Ее пальцы теребили завязки мешка; Снефрид заметила этот признак беспокойства, хотя вроде бы все складывалось благополучно.
– Хорошо, пусть дядя присматривает за тобой, – Снефрид улыбнулась Олаву. – Мне будет легче, если не придется оберегать такую красотку от восхищенных хирдманов. Но расскажи мне, как дела в Уппсале? Как Бьёрн конунг?
– Конунг здоров, хоть и очень опечален… неудачей Олава. – Сигню вздохнула.
– Что там происходит?
– Пришли корабли, которые смогли уйти отсюда. Конунг созывает всех свеев, способных носить оружие, чтбы снова двинуться сюда… но я не знаю, когда он намерен это сделать! – Сигню широко раскрыла глаза, подтверждая свою честность.
Снефрид кивнула: едва ли конунг станет делиться такими сведениями с племянницей своей невестки.
– А много у него уже собралось людей?
– О, я слышала,
Едва ли Сольвейг отправила бы сюда девушку, если бы знала, что вскоре здесь разгорятся битвы, подумала Снефрид. Приезд Сигню скорее указывает на то, что в ближашее время Бьёрн на новые столкновения не решится. Если, конечно, Сольвейг знает, что ее свекор намерен делать.
– Кто теперь будет вождем его войска, раз Олав здесь?
– Может быть, мой отец, Кетиль хёвдинг.
– А он знает, что ты здесь?
– Да, разумеется! – Сигню опять сделала большие глаза, но Снефрид почувствовала: лжет.
– А не врешь ли ты мне, девушка? – душевно спросила она.
Сигню было взглянула на нее, но натолкнулась на такой пристальный, острый, как клинок из серебра, взгляд, что быстро опустила глаза, словно уронила.
Если отец девушки, заменивший, скорее всего, Олава при дряхлом конунге, отпустил ее, это означает, что Бьёрнова войска можно скоро здесь не ждать. Но если он не знает…

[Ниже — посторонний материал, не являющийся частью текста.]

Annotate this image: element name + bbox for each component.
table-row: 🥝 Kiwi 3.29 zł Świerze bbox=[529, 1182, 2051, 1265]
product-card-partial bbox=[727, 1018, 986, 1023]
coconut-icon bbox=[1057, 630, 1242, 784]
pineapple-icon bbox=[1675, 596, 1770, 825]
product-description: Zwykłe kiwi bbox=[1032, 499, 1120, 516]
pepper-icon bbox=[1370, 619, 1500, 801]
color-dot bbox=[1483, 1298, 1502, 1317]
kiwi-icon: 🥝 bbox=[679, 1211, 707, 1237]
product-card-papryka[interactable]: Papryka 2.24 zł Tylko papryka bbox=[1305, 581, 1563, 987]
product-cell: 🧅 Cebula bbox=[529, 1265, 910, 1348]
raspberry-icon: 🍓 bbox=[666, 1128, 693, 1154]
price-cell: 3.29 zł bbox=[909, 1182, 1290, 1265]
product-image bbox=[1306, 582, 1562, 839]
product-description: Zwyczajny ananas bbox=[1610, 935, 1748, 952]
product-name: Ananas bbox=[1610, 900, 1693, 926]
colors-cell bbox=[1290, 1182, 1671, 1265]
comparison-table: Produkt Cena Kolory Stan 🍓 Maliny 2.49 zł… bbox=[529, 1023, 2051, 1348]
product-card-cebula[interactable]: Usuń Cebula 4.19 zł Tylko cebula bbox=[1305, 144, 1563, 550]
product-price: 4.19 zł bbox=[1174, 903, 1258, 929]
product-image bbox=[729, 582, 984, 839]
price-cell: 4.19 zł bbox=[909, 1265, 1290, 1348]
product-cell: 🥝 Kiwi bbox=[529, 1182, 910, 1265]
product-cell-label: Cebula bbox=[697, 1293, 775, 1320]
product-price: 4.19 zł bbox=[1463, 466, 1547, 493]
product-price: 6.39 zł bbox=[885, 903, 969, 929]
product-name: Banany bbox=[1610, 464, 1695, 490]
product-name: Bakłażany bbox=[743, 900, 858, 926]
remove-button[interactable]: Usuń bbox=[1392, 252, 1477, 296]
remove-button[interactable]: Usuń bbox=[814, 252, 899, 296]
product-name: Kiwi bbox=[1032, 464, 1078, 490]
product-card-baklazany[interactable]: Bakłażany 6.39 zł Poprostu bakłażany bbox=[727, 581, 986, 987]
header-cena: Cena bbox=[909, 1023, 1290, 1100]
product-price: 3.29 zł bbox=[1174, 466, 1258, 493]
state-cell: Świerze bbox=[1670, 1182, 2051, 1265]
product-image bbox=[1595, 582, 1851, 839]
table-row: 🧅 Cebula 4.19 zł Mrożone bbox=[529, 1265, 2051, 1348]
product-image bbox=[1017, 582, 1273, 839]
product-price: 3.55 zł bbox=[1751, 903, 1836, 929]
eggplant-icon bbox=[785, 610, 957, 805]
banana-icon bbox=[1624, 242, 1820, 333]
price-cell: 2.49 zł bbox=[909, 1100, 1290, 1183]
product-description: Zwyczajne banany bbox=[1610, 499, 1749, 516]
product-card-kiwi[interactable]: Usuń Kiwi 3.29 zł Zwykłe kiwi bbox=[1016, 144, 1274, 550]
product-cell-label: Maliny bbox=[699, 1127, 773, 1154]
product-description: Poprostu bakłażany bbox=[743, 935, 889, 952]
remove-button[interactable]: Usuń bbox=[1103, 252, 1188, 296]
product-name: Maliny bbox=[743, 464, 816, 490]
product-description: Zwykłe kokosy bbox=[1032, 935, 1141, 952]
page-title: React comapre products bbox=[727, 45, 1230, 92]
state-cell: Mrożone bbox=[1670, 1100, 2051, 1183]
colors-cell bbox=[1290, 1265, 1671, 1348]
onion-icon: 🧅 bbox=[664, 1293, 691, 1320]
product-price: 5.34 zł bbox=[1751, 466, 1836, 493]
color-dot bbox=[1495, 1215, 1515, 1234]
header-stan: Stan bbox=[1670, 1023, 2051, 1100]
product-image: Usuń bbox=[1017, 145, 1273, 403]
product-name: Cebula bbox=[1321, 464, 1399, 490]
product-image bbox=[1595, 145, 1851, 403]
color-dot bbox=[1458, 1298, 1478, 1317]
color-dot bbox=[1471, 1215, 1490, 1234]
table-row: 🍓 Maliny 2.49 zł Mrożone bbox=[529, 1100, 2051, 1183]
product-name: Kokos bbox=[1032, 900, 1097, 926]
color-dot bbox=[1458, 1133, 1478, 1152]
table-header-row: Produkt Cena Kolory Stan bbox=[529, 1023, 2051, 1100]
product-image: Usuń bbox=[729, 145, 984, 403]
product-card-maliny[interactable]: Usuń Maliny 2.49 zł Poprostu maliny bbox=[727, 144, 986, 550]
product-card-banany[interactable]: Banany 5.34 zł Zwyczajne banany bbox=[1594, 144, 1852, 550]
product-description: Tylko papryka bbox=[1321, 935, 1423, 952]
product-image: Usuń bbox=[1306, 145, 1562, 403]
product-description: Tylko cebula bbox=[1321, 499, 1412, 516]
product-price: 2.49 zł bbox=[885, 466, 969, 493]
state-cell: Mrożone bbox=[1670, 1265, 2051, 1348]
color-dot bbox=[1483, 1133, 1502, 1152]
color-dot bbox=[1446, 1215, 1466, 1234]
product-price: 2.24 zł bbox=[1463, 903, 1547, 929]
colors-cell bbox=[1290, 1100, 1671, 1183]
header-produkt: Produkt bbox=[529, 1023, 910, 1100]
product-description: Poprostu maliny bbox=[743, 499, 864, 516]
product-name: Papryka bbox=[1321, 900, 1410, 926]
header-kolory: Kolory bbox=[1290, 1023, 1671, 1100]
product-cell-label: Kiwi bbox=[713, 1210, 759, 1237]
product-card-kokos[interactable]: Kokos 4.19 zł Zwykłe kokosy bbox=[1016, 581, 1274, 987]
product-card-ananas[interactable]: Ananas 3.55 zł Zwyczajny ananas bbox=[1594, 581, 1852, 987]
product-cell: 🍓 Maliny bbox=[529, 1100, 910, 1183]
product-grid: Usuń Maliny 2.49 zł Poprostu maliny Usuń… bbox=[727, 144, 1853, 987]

– Не сбежала ли ты от родных, моя дорогая? – так же душевно продолжала Снефрид. – Тайком, в лодке с единственным рабом, едва миновала ночная тьма и все еще в доме спали? Как бы ни волновались твои родные о ранах Олава, едва ли они в здравом уме отправили бы молодую красивую девушку настречу целому вражескому войску в сопровождении единственного раба! Так плохо мы о них не думаем! Была бы ты старой кормилицей Олава, страшной, как…
Она осеклась: Сигню быстро взглянула на нее, будто именно эти слова показались ей особенно значимыми. Но почему?
– Можешь ли ты дать мне клятву именем Фригг, что мать, и отец, и сам Бьёрн конунг отправили тебя сюда?
Сигне набрала в грудь воздуха, хотела что-то ответить, но промолчала.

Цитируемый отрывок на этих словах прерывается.